Rusya, ABD ve AB’nin bölgedeki varlığından ve bu güçlerin son dönemde kendisine karşı faaliyetlerini yoğunlaştırmasından büyük bir rahatsızlık duymaktadır. Zira Rusya, tarihsel olarak da güçlü bağlarının bulunduğu D. Avrupa’yı her daim kendi arka bahçesi olarak görmektedir. Bu bölgede, ABD’nin var olması ve güç kazanması Rusya açısından yaşamsal bir tehdit olarak sayılmaktadır. Çünkü Rus emperyalizmi, bölgede ABD’nin tam hakimiyet kurması halinde yayılmacı emellerinin suya düşeceğinin ve batıya-Avrupa’ya doğru genişlemesinin de imkânsız hale geleceğinin farkındadır. Doğu Avrupa’yı kaybetmek, Rusya’nın Avrupa ile bağlantısının kesilmesi, Rus ekonomisi açısından büyük bir öneme sahip olan enerji sevkiyatı güzergahlarının da ABD denetimi altına girmesi anlamına gelecektir. Dahası sınır komşusu olduğu bu bölgede NATO ve ABD varlığının artması, Rusya tarafından kendi iç güvenliğine yönelik de hayati bir risk olarak görülmektedir. Karşılıklı blöfler şantaj ve tehditlerle başlayan süreç tüm bu faktörler nedeniyle Rusya, ABD ve AB’nin bölgede attığı adımlara karşı oldukça agresif cevaplar vermekten geri durmadıkları bir düzeye varmıştır. Örneğin ABD’nin Ukrayna’yı kışkırtması ve bu ülkeyi NATO’ya almaya hazırlanmasına karşı Rusya, Ukrayna sınırına binlerce asker sevk etmiştir.
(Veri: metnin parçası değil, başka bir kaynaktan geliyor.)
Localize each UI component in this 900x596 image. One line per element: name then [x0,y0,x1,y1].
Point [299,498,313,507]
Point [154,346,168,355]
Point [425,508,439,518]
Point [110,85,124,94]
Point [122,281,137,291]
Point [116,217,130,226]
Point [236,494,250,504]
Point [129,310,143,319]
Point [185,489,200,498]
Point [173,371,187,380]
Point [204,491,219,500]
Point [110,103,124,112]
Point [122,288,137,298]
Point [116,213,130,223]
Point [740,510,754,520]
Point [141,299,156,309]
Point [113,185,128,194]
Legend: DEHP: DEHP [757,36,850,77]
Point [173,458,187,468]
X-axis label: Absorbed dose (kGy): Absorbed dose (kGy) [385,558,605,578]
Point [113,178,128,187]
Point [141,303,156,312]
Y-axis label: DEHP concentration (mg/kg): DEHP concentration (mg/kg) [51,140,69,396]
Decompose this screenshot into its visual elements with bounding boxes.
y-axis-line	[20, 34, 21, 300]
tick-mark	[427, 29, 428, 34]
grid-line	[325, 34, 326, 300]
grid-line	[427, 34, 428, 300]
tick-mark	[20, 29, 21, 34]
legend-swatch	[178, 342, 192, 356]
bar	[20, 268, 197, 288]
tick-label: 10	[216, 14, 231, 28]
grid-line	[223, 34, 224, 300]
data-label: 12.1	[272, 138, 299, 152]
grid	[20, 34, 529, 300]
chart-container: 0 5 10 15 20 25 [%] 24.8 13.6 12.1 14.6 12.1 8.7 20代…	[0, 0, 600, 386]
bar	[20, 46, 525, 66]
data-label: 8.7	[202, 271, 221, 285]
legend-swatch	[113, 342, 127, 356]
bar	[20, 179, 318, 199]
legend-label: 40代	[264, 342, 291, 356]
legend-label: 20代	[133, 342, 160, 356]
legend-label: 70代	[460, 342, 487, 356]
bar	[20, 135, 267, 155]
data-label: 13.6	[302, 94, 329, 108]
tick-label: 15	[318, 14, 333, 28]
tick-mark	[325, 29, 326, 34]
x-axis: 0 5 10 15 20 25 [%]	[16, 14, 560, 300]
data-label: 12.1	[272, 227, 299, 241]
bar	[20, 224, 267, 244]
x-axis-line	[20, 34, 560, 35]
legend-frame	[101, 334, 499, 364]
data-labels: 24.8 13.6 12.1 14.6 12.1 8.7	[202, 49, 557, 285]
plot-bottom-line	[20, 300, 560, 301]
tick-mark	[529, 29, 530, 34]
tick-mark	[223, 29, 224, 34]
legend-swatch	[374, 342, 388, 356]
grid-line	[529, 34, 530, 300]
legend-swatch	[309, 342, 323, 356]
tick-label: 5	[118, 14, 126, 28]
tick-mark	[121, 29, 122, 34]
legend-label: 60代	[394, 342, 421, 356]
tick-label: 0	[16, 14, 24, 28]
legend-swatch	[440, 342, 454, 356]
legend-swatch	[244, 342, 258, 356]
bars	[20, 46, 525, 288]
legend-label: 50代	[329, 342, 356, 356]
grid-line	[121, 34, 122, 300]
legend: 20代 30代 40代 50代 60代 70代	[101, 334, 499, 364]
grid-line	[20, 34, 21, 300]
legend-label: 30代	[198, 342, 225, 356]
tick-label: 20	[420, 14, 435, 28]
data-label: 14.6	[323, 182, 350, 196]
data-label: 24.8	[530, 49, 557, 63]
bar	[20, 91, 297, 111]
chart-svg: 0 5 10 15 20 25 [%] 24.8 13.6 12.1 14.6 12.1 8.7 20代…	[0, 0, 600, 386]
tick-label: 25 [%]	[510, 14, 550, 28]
Böylece Ukrayna’nın NATO üyesi yapılması halinde bu ülkeyi işgal edeceğini açıkça göstermiştir. Ya da ABD-AB, Belarus’ta Lukaşenko rejimini devirmek adına iç karışıklıkları kışkırttığında, Rusya hemen bu ülkeye binlerce asker-polis ve silah sistemleri sevk ederek ayaklanmanın bastırılmasını sağlamıştı. Özcesi Rusya, bu örneklerden de anlaşılacağı üzere ABD ve AB’yi Doğu Avrupa’daki emellerinden caydırmak adına savaş dahil her türlü seçeneği gündemde tutmakta ve agresif karşı adımlar atmaktan çekinmemektedir.
İşte şimdi de Belarus’ta bulunan göçmenlerin Polonya sınırına yığılmasını sağlayarak, NATO cephesinin Doğu Avrupa’daki adımlarına karşı yeni bir yanıt vermektedir. Ekonomik-askeri ve siyasi olarak ABD ve AB’nin baskısı altında olan ve iyice zayıflayan Lukaşenko ve Belarus devletinin hamisi Rusya’dan bağımsız bir adım atamayacağı zaten açıktır. Belarus’un ülkeye hava yolu ile gelmiş ve kamplarda tuttuğu Ortadoğulu göçmenlerin önünü açarak Polonya sınırına yönlendirmeleri bizzat Putin’in onayı ile mümkün olmuştur. Rusya, mülteci ve göçmenlere karşı gitgide daha milliyetçi ve faşist bir tutum alan AB’li emperyalistlerin, yeni bir mülteci akınından ne denli çekindiğini bilmektedir. Dolayısıyla Putin bu hamle ile hem Almanya ve Fransa emperyalistlerine hem de bölgede ABD’nin gönüllü taşeronluğuna soyunan Polonya ve Baltık ülkelerine önemli bir mesaj vermektedir. Rusya, bu devletleri göçmenler üzerinden baskı altına alarak, ABD ile birlikte hareket etmelerini önlemeye çalışmaktadır. AB’ye, Doğu Avrupa’da ABD stratejisine eklemlenmeye devam etmesi, Rusya karşıtı adımlar atmaya devam etmesi halinde, kendisinin de boş durmayacağını ve elinde birçok koz bulunduğunu da göstermektedir.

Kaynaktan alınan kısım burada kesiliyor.